Handling Tricky Family Dynamics

Dec 16, 2025
Women's Hour - How to handle critical relatives
9:03
 

Family gatherings are wonderful in theory.

In practice, they can be a minefield.

The child who hides behind your leg when Grandma opens the door with arms wide. The gift unwrapped with a flat "I didn't want that."

The moment you walk back into your family home and within twenty minutes you are fourteen again.

I was invited onto BBC Woman's Hour to talk about exactly this. I've pulled out the key points below, because they are just as useful at a birthday party in April as they are at Christmas.

Your child is a sponge - and they feel your anxiety first

One of the first things I said on the programme is something I tell my clients constantly.
Think of your child as a little sponge.

If you're anxious about how they'll behave when you arrive at Grandma's, they will feel that. Before you've even knocked on the door.

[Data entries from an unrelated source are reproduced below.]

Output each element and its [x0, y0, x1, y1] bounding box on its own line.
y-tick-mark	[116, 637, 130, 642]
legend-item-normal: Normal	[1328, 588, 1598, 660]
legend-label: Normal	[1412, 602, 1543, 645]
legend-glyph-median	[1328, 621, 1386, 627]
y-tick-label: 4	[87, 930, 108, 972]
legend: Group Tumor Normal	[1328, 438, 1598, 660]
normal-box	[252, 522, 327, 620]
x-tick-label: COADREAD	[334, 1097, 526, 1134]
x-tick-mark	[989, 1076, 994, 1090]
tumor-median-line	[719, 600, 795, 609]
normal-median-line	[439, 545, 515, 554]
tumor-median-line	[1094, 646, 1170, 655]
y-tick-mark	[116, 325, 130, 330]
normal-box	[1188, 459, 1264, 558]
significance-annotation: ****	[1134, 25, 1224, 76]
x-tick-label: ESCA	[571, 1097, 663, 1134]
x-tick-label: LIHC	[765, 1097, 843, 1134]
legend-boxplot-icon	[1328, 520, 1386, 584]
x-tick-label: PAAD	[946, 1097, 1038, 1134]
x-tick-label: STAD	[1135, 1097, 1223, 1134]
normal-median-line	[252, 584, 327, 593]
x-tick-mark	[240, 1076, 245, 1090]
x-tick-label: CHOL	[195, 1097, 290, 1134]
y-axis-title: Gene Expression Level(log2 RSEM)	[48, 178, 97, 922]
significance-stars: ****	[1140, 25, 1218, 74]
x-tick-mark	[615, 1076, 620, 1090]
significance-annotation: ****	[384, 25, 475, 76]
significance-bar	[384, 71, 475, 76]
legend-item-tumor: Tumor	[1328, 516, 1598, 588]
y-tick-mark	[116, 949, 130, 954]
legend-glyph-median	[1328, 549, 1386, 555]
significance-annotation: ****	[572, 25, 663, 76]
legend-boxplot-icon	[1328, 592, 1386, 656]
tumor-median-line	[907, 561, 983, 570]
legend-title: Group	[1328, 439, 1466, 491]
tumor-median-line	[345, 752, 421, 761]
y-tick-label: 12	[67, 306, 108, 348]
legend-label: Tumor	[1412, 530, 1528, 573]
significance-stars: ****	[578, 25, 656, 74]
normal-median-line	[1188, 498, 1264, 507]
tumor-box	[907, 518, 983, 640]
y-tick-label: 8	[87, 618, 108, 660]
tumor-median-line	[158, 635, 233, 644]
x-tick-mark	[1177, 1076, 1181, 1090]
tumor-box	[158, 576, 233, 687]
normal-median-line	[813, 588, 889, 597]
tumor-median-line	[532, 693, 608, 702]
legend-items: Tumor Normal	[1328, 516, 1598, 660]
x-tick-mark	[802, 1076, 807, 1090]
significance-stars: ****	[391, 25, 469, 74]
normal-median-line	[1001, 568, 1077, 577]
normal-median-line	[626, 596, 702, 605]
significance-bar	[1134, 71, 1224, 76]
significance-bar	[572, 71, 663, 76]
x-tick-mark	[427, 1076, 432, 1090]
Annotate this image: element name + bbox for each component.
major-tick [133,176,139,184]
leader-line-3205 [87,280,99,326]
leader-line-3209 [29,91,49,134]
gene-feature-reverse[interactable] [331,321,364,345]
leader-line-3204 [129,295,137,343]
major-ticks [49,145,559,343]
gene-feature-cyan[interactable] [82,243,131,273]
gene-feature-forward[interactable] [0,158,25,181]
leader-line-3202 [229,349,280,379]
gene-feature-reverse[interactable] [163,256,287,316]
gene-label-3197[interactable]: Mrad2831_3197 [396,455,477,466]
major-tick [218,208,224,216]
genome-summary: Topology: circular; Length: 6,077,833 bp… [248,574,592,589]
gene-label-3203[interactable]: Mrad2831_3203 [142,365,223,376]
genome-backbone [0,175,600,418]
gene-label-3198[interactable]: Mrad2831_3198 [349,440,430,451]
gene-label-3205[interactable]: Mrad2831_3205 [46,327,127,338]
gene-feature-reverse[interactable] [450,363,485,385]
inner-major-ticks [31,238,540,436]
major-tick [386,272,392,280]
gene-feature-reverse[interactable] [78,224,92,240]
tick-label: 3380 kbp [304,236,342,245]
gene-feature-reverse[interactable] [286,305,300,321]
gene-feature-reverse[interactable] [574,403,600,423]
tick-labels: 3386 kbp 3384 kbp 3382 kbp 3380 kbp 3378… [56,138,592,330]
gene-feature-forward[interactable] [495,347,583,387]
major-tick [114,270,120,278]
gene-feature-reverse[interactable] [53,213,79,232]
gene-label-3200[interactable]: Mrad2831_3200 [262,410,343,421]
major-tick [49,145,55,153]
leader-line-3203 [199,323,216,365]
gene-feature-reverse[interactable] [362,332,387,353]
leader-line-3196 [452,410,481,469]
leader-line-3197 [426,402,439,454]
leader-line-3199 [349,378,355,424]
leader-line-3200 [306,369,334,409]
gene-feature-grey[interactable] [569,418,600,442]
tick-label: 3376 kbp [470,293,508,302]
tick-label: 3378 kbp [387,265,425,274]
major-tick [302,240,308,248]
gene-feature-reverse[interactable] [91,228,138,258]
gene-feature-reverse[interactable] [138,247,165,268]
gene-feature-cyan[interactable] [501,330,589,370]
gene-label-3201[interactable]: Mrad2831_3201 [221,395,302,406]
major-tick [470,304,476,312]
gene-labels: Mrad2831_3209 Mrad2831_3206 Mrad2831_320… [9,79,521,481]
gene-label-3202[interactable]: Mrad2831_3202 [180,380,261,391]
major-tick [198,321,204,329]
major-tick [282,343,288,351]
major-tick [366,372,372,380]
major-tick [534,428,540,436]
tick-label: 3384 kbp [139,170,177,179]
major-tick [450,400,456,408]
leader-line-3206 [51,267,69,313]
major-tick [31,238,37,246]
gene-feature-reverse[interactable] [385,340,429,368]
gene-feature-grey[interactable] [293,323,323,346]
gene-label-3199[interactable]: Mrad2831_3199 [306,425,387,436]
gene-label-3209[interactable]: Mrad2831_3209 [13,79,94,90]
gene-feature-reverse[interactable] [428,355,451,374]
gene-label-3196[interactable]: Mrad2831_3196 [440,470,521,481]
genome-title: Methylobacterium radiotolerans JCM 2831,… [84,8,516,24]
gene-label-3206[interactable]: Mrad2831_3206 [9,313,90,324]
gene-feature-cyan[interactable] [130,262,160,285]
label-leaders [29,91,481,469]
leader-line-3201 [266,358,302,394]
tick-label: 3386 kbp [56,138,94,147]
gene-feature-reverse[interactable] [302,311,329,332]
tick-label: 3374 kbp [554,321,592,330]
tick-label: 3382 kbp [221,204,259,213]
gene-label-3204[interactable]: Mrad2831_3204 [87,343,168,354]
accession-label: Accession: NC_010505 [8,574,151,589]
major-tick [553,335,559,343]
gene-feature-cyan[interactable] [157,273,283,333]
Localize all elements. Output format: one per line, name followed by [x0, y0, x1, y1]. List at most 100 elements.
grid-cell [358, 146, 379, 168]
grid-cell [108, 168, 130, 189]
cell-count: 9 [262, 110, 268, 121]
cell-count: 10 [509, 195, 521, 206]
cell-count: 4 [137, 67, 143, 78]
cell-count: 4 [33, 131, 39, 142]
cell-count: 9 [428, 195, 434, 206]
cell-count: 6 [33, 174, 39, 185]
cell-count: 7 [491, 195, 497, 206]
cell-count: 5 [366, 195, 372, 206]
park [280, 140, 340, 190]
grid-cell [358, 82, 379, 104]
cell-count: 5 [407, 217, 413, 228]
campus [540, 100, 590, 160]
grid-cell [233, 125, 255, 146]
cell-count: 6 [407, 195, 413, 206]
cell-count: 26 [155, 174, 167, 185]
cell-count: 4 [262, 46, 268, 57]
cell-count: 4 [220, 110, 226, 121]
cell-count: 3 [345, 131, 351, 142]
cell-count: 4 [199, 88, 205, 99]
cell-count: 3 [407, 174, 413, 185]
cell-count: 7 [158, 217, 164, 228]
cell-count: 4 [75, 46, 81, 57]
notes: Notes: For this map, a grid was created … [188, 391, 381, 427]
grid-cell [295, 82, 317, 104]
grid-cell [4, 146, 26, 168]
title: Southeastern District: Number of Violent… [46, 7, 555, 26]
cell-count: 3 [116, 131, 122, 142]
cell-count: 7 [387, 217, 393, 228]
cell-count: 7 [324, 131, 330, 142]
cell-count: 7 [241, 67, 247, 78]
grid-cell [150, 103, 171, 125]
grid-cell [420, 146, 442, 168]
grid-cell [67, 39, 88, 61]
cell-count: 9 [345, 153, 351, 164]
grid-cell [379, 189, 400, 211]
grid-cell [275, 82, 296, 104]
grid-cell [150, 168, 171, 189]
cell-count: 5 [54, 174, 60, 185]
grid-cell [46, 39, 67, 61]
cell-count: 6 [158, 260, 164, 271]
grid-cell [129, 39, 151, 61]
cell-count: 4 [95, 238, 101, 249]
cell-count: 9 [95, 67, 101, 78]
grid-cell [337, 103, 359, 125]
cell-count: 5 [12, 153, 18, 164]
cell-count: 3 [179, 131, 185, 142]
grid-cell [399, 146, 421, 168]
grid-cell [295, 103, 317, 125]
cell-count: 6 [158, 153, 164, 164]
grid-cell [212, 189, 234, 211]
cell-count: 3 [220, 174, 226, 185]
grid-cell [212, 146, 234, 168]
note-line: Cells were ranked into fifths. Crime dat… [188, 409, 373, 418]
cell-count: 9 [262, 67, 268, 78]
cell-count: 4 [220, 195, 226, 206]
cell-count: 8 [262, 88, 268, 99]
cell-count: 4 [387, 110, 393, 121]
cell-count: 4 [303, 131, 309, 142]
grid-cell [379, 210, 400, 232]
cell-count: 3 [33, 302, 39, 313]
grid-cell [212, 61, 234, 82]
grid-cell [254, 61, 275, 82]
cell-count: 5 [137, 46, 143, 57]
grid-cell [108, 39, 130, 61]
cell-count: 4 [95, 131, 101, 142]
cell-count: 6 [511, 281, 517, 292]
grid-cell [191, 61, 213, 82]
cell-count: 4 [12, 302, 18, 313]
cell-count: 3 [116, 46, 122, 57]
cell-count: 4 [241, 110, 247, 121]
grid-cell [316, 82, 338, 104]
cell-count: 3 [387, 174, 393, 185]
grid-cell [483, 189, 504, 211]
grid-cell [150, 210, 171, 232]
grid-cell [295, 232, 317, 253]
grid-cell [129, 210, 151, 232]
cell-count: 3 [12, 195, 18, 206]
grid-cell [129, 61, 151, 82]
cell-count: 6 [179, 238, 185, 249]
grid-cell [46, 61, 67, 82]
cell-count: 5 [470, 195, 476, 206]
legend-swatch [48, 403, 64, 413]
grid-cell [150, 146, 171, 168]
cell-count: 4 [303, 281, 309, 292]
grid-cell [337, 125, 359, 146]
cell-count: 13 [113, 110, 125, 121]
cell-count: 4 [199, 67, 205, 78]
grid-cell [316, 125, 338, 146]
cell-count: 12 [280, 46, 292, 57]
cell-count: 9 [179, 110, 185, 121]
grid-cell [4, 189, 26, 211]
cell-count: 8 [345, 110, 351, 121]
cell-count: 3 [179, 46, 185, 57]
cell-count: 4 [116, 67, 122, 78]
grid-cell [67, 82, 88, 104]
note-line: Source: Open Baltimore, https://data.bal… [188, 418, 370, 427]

Add in Grandma's expectations - which are often very different from yours - and the stress of anticipation, and suddenly your child is hiding behind your leg just when you most need them to say hello nicely.

You feel judged. Your child feels overwhelmed. Grandma feels rejected.

Nobody is winning.

The most helpful thing you can do before any big family occasion is to manage your own anxiety first.

Take a breath. Lower the stakes in your own head. Your child is not a performance of your parenting.

They are a child, doing their best in an unfamiliar or over stimulating situation.

If you want more on how to prepare children for big occasions so they feel safe rather than overwhelmed, I wrote about exactly that here.

When Grandma expects a hug and your child won't budge

This is one of the most common moments parents describe to me, and it is genuinely uncomfortable.

You are stuck between two people you love. Your child is overwhelmed and needs your support. Your relative feels hurt and wants connection.

And you are caught in the middle, wanting to please everyone and pleasing nobody.

The key is to resist the urge to force it.

A child who is pushed into physical affection they are not ready for learns that their body autonomy comes second to an adult's feelings. That is not a lesson we want to teach.

Instead, give your child a low-pressure option.

"You don't have to have a hug. Would you like to wave, or show Grandma your toy?"

Most relatives, once they understand that a warm hello is coming, just on the child's terms, will soften.

And your child will feel safe rather than ambushed.

When you fall back into old family patterns

This one resonates with almost every parent I know.

You walk back into your family home and the old dynamics kick in immediately. The bossy sibling is being bossy. Someone is on the sofa. You are quietly furious about the washing up.

The trick is to remind yourself, consciously, that these are adults. They have whole lives outside of this room. The dynamic you're falling into is a habit, not an inevitability.

Try speaking to them as you would a colleague or a friend rather than slipping back into the role you played as a child. It feels odd at first. It works.

Think about the result you want

This is the piece of advice I come back to most, whether I am talking to parents about a difficult relative or a child mid-meltdown.

Before you say or do anything, ask yourself: “what result do I actually want here?”

If you want your child to feel understood rather than scolded, then scolding them because Grandma is watching is going to work against you.

If you want a tense moment to end well rather than escalate, then disengaging without a word is probably going to make things worse.

A calm, clear, warm response almost always does better than either of those options. It takes practice. It feels unnatural at first, especially in the heat of the moment. But it is a skill, and it gets easier.

A final thought

The people we most want approval from are often the ones who push our buttons hardest. That is not a coincidence.

But you do not have to go into family occasions bracing for impact. A little preparation, knowing what you will and won't engage with, and some genuine compassion for everyone in the room, including yourself, goes a long way.